You avoid reading conflicts and reduce the risk of live errors. Perform fusion at the end of the workout.
Use third-party apps that support multiple sensors.
Some apps, like Golden Cheetah, allow you to import files and perform alignment visually.
Add sensors you don’t yet use.
Have you considered measuring vibration or torso tilt? This extra data can reveal surprising details.
Be careful with the battery, syncing requires power.
Make sure the sensors are fully charged, especially on long workouts.
Create a history of your workouts with fusion applied.
You’ll notice patterns that don’t appear with isolated data.
Conclusion
Throughout this article, you’ve seen that sensor fusion is a powerful tool for serious cyclists. You’ve learned how to synchronize sensors, understood the importance of timestamps, and discovered how to transform random data into a real ally in your performance.

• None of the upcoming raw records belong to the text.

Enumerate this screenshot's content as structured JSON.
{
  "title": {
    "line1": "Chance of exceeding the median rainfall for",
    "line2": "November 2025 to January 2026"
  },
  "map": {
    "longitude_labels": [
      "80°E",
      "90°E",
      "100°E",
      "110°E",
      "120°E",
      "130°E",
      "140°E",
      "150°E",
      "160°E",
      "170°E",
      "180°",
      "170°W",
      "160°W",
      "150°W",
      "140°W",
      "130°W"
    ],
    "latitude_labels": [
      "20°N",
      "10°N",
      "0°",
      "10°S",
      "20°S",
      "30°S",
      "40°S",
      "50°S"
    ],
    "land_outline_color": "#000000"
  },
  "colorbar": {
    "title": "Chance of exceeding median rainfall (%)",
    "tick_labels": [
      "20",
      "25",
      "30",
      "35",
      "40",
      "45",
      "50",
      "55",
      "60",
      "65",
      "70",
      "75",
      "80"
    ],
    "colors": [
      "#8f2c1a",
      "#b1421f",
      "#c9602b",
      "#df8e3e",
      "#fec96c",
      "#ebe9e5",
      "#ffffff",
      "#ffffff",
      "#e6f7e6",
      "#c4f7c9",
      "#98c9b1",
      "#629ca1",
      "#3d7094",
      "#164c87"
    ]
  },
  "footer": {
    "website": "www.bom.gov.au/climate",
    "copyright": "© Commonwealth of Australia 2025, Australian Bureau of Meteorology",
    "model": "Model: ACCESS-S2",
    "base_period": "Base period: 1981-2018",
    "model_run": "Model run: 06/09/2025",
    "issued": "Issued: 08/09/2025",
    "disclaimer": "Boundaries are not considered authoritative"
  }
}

Now it’s your turn! Test the technique, use your current setup, and see the difference integration makes. Apps like Golden Cheetah, Wahoo, or Strava with advanced plugins can be great allies on this journey.
Don’t underestimate the power of precision. Your next personal best may be hidden in the details that only sensor fusion reveals.
So, let’s put this technology to work with you? The next level of your performance is just a few data points away.